Another feature separating the Tullamore Dew 10 Year Old Single Malt from the pack is that the whiskey blends malts aged in old bourbon, port, madeira and sherry casks. This makes the 10 Year Old Single Malt not only the sole whiskey in Ireland to bring together whiskey from four different types of used barrels, but the only single malt of its kind anywhere insofar as I am aware. Bottled at 40% abv in Tullamore Dew’s traditional, Victorian-style squared bottle, this whiskey has a substantially different flavor profile from anything I’ve seen not just out of Tullamore Dew, but Ireland as a whole.
In the glass, the 10 Year Old Single Malt has the look of a deep golden honey, a far cry from the typical paleness of young and middle-aged Irish whiskeys. The nose has a certain lush sweetness and fruitiness to it, where a sort of sweet and sour red fruits note blends with hints of vanilla and caramel, presumably all from the port and madiera casks on the one hand and the bourbon barrels on the other. There is also a dollop of toasty oak in there, along with a dash of drying tobacco. Overall, the look and scent of the whiskey are very fetching, and the aroma in particular comes across as having a lot of complexity for a 10 Year Old.
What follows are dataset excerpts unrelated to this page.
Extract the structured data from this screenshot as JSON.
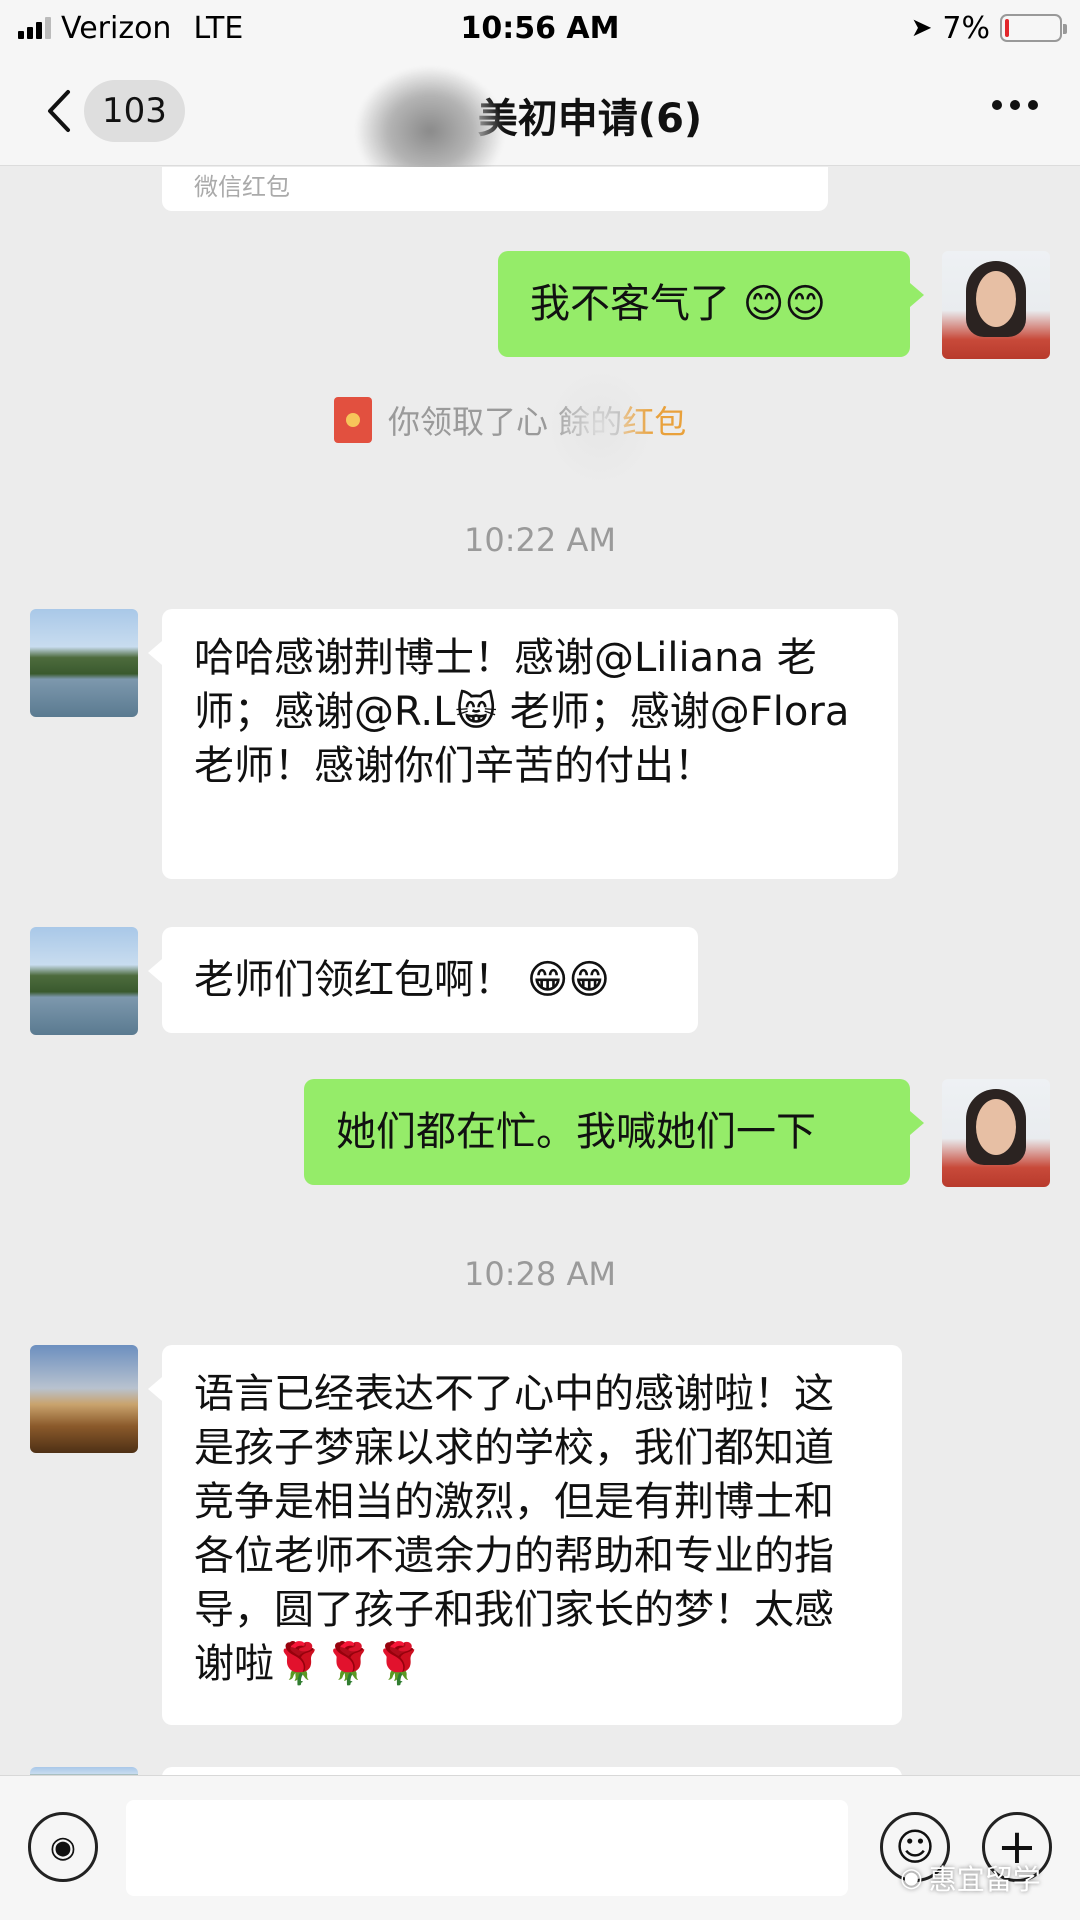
{
  "status_bar": {
    "carrier": "Verizon",
    "network": "LTE",
    "time": "10:56 AM",
    "battery": "7%",
    "battery_level": 0.07,
    "battery_color": "#e2262b"
  },
  "nav": {
    "unread_count": "103",
    "title": "美初申请(6)",
    "back_icon": "chevron-left-icon",
    "more_icon": "more-dots-icon"
  },
  "chat": {
    "partial_card_text": "微信红包",
    "messages": [
      {
        "side": "out",
        "text": "我不客气了 😊😊"
      },
      {
        "type": "note",
        "prefix": "你领取了",
        "name": "心 餘的",
        "link": "红包"
      },
      {
        "type": "time",
        "text": "10:22 AM"
      },
      {
        "side": "in",
        "text": "哈哈感谢荆博士！感谢@Liliana 老师；感谢@R.L😸 老师；感谢@Flora 老师！感谢你们辛苦的付出！"
      },
      {
        "side": "in",
        "text": "老师们领红包啊！ 😁😁"
      },
      {
        "side": "out",
        "text": "她们都在忙。我喊她们一下"
      },
      {
        "type": "time",
        "text": "10:28 AM"
      },
      {
        "side": "in",
        "text": "语言已经表达不了心中的感谢啦！这是孩子梦寐以求的学校，我们都知道竞争是相当的激烈，但是有荆博士和各位老师不遗余力的帮助和专业的指导，圆了孩子和我们家长的梦！太感谢啦🌹🌹🌹"
      }
    ]
  },
  "input_bar": {
    "placeholder": "",
    "voice_icon": "voice-icon",
    "emoji_icon": "emoji-icon",
    "plus_icon": "plus-icon"
  },
  "watermark": {
    "text": "惠宜留学"
  },
  "colors": {
    "outgoing_bubble": "#95ec69",
    "incoming_bubble": "#ffffff",
    "background": "#ececec",
    "link": "#e9a13b"
  }
}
On the palate, the Tullamore Dew 10 Year Old Single Malt brings over all the notes of the nose in bold, but not overpowering fashion. There is a bit of pepperiness there, but that is the only surprise. Everything about this whiskey is quite mild, but there is no chasing for the wine, bourbon, and malt flavors. Everything is right there and easily found, both balanced and a somewhat sophisticated. In keeping with Tullamore Dew, the whiskey is more sweet than anything else. The finish winds down from that new spicy note, into a long and mild warmth.
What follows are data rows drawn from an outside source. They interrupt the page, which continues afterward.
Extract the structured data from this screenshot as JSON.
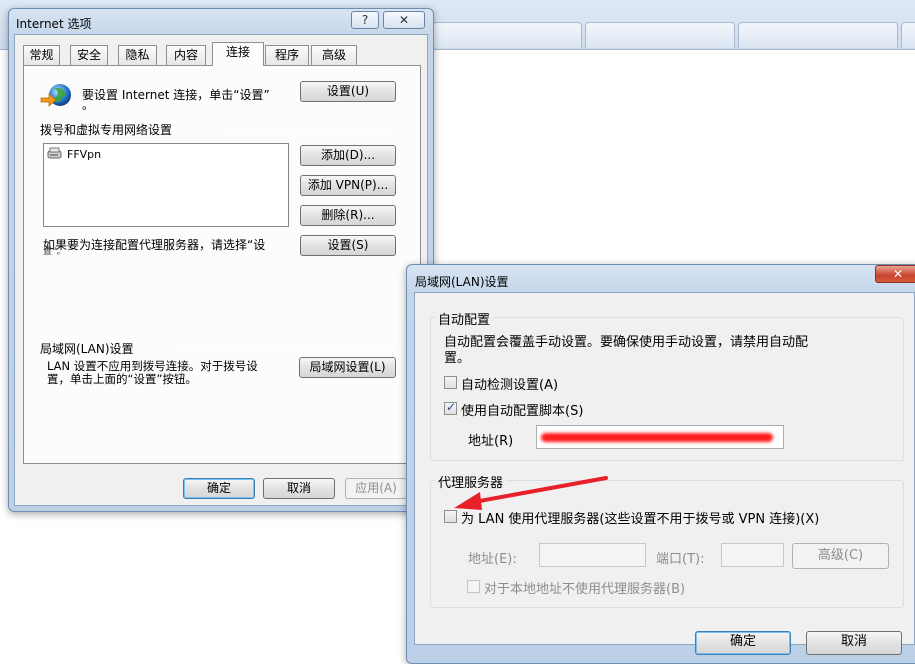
{
  "background_browser": {
    "tabs": [
      "",
      "",
      "",
      ""
    ]
  },
  "internet_options": {
    "title": "Internet 选项",
    "help_btn": "?",
    "close_btn": "✕",
    "tabs": [
      "常规",
      "安全",
      "隐私",
      "内容",
      "连接",
      "程序",
      "高级"
    ],
    "active_tab": "连接",
    "setup_text": "要设置 Internet 连接，单击“设置”",
    "setup_text_line2": "。",
    "setup_btn": "设置(U)",
    "dialup_section": "拨号和虚拟专用网络设置",
    "connections": [
      "FFVpn"
    ],
    "add_btn": "添加(D)...",
    "add_vpn_btn": "添加 VPN(P)...",
    "remove_btn": "删除(R)...",
    "proxy_text": "如果要为连接配置代理服务器，请选择“设",
    "proxy_text_line2": "置”。",
    "settings_btn": "设置(S)",
    "lan_section": "局域网(LAN)设置",
    "lan_desc_line1": "LAN 设置不应用到拨号连接。对于拨号设",
    "lan_desc_line2": "置，单击上面的“设置”按钮。",
    "lan_btn": "局域网设置(L)",
    "ok_btn": "确定",
    "cancel_btn": "取消",
    "apply_btn": "应用(A)"
  },
  "lan_dialog": {
    "title": "局域网(LAN)设置",
    "auto_config_group": "自动配置",
    "auto_config_desc_line1": "自动配置会覆盖手动设置。要确保使用手动设置，请禁用自动配",
    "auto_config_desc_line2": "置。",
    "auto_detect_label": "自动检测设置(A)",
    "auto_detect_checked": false,
    "use_script_label": "使用自动配置脚本(S)",
    "use_script_checked": true,
    "address_label": "地址(R)",
    "proxy_group": "代理服务器",
    "use_proxy_label": "为 LAN 使用代理服务器(这些设置不用于拨号或 VPN 连接)(X)",
    "use_proxy_checked": false,
    "proxy_address_label": "地址(E):",
    "port_label": "端口(T):",
    "advanced_btn": "高级(C)",
    "bypass_label": "对于本地地址不使用代理服务器(B)",
    "bypass_checked": false,
    "ok_btn": "确定",
    "cancel_btn": "取消"
  },
  "colors": {
    "annotation_arrow": "#e8202a",
    "redaction": "#ff1a1a"
  }
}
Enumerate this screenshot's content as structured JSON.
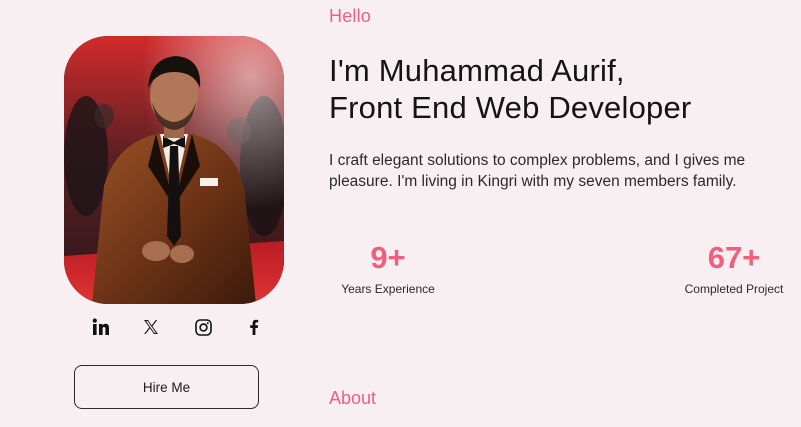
{
  "profile": {
    "photo_alt": "Portrait of Muhammad Aurif",
    "greeting": "Hello",
    "headline_line1": "I'm Muhammad Aurif,",
    "headline_line2": "Front End Web Developer",
    "bio": "I craft elegant solutions to complex problems, and I gives me pleasure. I'm living in Kingri with my seven members family."
  },
  "socials": [
    {
      "icon": "linkedin-icon"
    },
    {
      "icon": "x-icon"
    },
    {
      "icon": "instagram-icon"
    },
    {
      "icon": "facebook-icon"
    }
  ],
  "actions": {
    "hire_label": "Hire Me"
  },
  "stats": [
    {
      "value": "9+",
      "label": "Years Experience"
    },
    {
      "value": "67+",
      "label": "Completed Project"
    }
  ],
  "sections": {
    "about_title": "About"
  },
  "colors": {
    "accent": "#f0607e",
    "background": "#f7eff2",
    "text": "#141414"
  }
}
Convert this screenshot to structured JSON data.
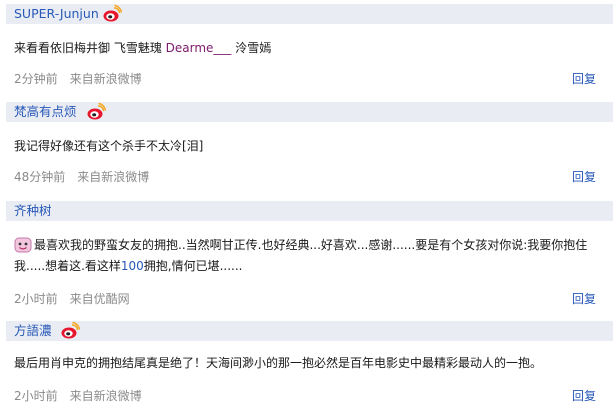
{
  "comments": [
    {
      "username": "SUPER-Junjun",
      "has_weibo_icon": true,
      "text_pre": "来看看依旧梅井御  飞雪魅瑰  ",
      "text_mention": "Dearme___",
      "text_post": "  泠雪嫣",
      "time": "2分钟前",
      "source": "来自新浪微博",
      "reply": "回复"
    },
    {
      "username": "梵高有点烦",
      "has_weibo_icon": true,
      "text": "我记得好像还有这个杀手不太冷[泪]",
      "time": "48分钟前",
      "source": "来自新浪微博",
      "reply": "回复"
    },
    {
      "username": "齐种树",
      "has_weibo_icon": false,
      "emoticon": "smiley-emoticon",
      "text_pre": "最喜欢我的野蛮女友的拥抱..当然啊甘正传.也好经典...好喜欢...感谢......要是有个女孩对你说:我要你抱住我.....想着这.看这样",
      "text_num": "100",
      "text_post": "拥抱,情何已堪......",
      "time": "2小时前",
      "source": "来自优酷网",
      "reply": "回复"
    },
    {
      "username": "方語濃",
      "has_weibo_icon": true,
      "text": "最后用肖申克的拥抱结尾真是绝了！天海间渺小的那一抱必然是百年电影史中最精彩最动人的一抱。",
      "time": "2小时前",
      "source": "来自新浪微博",
      "reply": "回复"
    }
  ],
  "colors": {
    "header_bg": "#e9edf3",
    "link_blue": "#2858b8",
    "meta_gray": "#8a8a8a",
    "mention_purple": "#7a1a6b",
    "weibo_red": "#e6162d",
    "weibo_yellow": "#f5a623"
  }
}
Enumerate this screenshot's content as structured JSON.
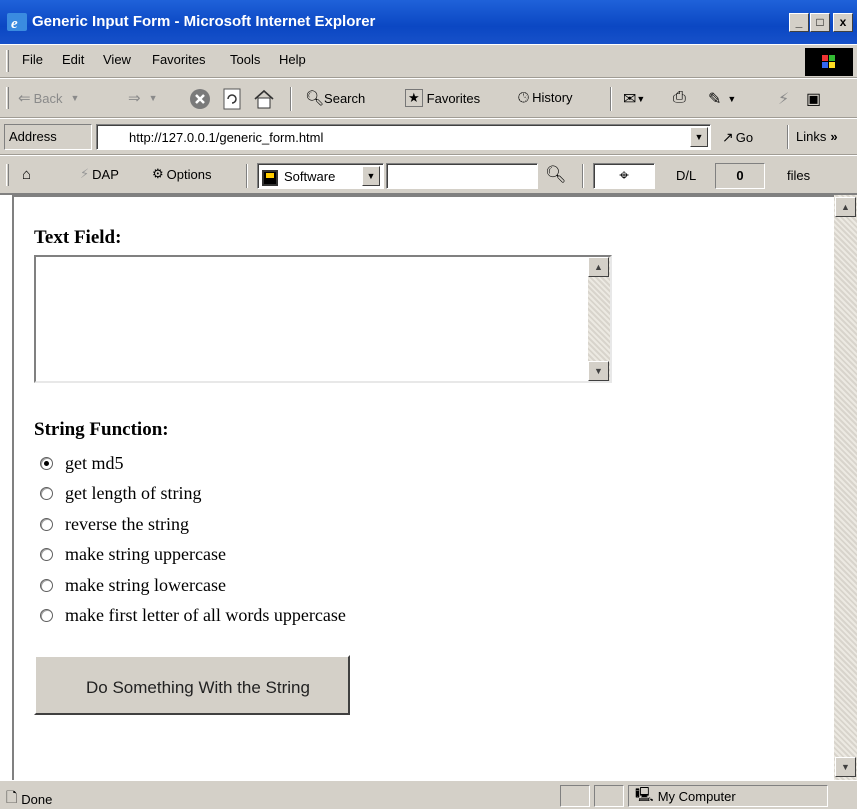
{
  "window": {
    "title": "Generic Input Form - Microsoft Internet Explorer",
    "controls": [
      "_",
      "□",
      "x"
    ]
  },
  "menu": {
    "items": [
      "File",
      "Edit",
      "View",
      "Favorites",
      "Tools",
      "Help"
    ]
  },
  "toolbar": {
    "back": "Back",
    "search": "Search",
    "favorites": "Favorites",
    "history": "History"
  },
  "address_bar": {
    "label": "Address",
    "url": "http://127.0.0.1/generic_form.html",
    "go": "Go",
    "links": "Links"
  },
  "extra_toolbar": {
    "dap": "DAP",
    "options": "Options",
    "select_value": "Software",
    "dl_label": "D/L",
    "dl_count": "0",
    "files_label": "files"
  },
  "form": {
    "text_field_label": "Text Field:",
    "text_field_value": "",
    "string_function_label": "String Function:",
    "options": [
      {
        "label": "get md5",
        "checked": true
      },
      {
        "label": "get length of string",
        "checked": false
      },
      {
        "label": "reverse the string",
        "checked": false
      },
      {
        "label": "make string uppercase",
        "checked": false
      },
      {
        "label": "make string lowercase",
        "checked": false
      },
      {
        "label": "make first letter of all words uppercase",
        "checked": false
      }
    ],
    "submit_label": "Do Something With the String"
  },
  "status_bar": {
    "status": "Done",
    "zone": "My Computer"
  },
  "colors": {
    "title_bar": "#0b47c3",
    "chrome": "#d4d0c8"
  }
}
The blend behind this Irish single malt gives it a character that one just would not expect from a Hibernian 10 Year Old, making it noticeably superior to its peers, such as Bushmills 10 Year Old. It is really stand-out stuff in its class, and in keeping with Tullamore’s core style, it emphasizes sweet flavors over toffee, smoke and wood.
I found this whiskey listed for $69 in the United States. That roughly mirrors how I’ve seen it priced in Europe, where it retails in the €40s, depending on local taxes.